Be the person you want your kids to become. Command your children’s respect by modeling what it looks like to be a respectful person. Ask God to help you live with integrity in all areas of your life, and to guide your speech and behavior. Know that when your children respect you, they can more easily respect God, others, and themselves.

Focus on character. Don’t be a parent-centered parent (focusing on your own desires above what’s best for your children) or a child-centered parent (focusing on your children’s desires so much that you overindulge them). Instead, be a character-centered parent, focusing on producing strong character in your kids. Make decisions with your goal in mind. Rely on wisdom from the Bible, which is timeless, instead of the latest trend from pop psychology. Keep the promises you make to your kids. Keep your priorities in the right order: God, spouse (if you have one), children, others, and self.

Use age-appropriate approaches. Help kids ages birth to 2 years old build trust by establishing routines for them, setting a consistent schedule, and showing them that you’re in charge. Help kids ages 3 to 5 years old build a sense of security by offering them recognition, paying attention to them, and showing them that they belong in your family. Help kids ages 6 to 12 develop the ability to obey by building a close relationship with them, listening well to them, and being authentic. Help kids ages 13 to 19 to develop self-respect by giving them responsibility, enabling them to discover more about themselves, and transferring accountability to them.

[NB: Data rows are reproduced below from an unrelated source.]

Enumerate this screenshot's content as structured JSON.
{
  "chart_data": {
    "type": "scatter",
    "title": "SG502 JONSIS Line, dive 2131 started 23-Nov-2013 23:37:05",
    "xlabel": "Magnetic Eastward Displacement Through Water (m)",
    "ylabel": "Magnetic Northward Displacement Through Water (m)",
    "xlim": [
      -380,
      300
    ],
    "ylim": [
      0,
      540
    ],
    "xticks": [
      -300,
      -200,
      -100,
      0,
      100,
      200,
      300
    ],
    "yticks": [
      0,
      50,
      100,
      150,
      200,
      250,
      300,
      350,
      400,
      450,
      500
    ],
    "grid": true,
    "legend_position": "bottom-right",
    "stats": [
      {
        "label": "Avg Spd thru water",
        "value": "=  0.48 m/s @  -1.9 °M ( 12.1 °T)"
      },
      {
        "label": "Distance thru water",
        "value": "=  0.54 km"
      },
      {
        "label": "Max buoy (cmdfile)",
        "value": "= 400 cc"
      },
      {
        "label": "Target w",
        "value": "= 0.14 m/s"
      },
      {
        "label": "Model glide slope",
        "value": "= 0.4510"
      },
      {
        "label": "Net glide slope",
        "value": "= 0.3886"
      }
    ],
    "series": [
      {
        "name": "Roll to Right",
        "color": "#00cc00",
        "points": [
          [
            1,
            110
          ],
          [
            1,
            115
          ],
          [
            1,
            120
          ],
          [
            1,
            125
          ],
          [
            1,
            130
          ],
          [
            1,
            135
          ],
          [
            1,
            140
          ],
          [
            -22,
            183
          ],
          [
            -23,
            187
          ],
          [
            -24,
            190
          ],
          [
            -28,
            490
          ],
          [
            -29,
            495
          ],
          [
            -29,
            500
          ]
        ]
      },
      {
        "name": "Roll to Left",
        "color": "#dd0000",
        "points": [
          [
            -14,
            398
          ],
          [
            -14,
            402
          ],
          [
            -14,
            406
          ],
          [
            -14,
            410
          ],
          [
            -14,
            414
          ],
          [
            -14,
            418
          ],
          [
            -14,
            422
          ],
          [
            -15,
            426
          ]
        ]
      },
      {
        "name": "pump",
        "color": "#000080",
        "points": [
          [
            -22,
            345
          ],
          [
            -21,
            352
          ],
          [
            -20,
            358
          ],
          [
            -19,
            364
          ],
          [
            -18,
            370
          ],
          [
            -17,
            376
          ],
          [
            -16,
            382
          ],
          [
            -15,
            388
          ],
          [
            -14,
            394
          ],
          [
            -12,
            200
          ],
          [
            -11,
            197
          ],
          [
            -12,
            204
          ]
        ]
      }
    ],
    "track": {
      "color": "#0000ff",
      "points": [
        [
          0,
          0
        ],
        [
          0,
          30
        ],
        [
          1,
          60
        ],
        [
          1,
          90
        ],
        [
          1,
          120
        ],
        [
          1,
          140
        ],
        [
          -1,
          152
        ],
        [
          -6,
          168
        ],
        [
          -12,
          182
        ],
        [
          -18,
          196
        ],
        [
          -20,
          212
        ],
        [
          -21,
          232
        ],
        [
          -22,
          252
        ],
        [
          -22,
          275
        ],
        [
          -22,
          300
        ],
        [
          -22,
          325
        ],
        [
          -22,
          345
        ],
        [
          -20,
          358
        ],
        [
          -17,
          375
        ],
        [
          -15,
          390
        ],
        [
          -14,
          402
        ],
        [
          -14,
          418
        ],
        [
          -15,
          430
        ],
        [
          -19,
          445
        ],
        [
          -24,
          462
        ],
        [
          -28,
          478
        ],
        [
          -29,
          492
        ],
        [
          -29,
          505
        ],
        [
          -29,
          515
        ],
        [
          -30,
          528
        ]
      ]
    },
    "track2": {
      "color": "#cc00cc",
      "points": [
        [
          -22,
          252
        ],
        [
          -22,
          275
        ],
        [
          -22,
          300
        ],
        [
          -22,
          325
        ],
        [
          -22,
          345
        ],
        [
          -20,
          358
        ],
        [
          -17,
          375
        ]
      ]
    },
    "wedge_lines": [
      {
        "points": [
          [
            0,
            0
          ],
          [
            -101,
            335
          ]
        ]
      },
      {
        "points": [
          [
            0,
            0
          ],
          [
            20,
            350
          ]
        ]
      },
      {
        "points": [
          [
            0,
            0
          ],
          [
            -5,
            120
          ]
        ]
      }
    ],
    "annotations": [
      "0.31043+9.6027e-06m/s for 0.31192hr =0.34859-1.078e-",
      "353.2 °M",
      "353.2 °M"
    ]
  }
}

Emphasize purpose rather than performance. Examine your motives for trying to help your kids succeed. Ask yourself: "Do I want my child to be Number One? Or do I want my child to be the best he or she can be?" Don’t focus on what you want your child to do. Instead, consider who you want your child to become. Realize that character qualities like perseverance, honesty, and responsibility are much more important than academic knowledge or skills from extra-curricular activities. Ask God to help you inspire your kids out of a heart of love instead of pushing them out of a heart of selfish ambition. Help your children uncover their strengths and weaknesses by giving them plenty of opportunities to try out different activities, then looking for patterns to emerge. Ask: "What kinds of things is each child interested in?," "In what areas does each excel?" and "What things give each child joy?" Expose them to nature, good literature, museums, art, history, and other pursuits that can expand their horizons. Don’t push your kids to be perfect, realizing that they never can be. Instead, simply encourage them to do the best they can. Accept your children for who they are, and don’t compare them with each other or classmates. Give your kids enough downtime for unstructured play on a regular basis, since they need that time to develop their creativity. Encourage them to build a close relationship with God through frequent prayer.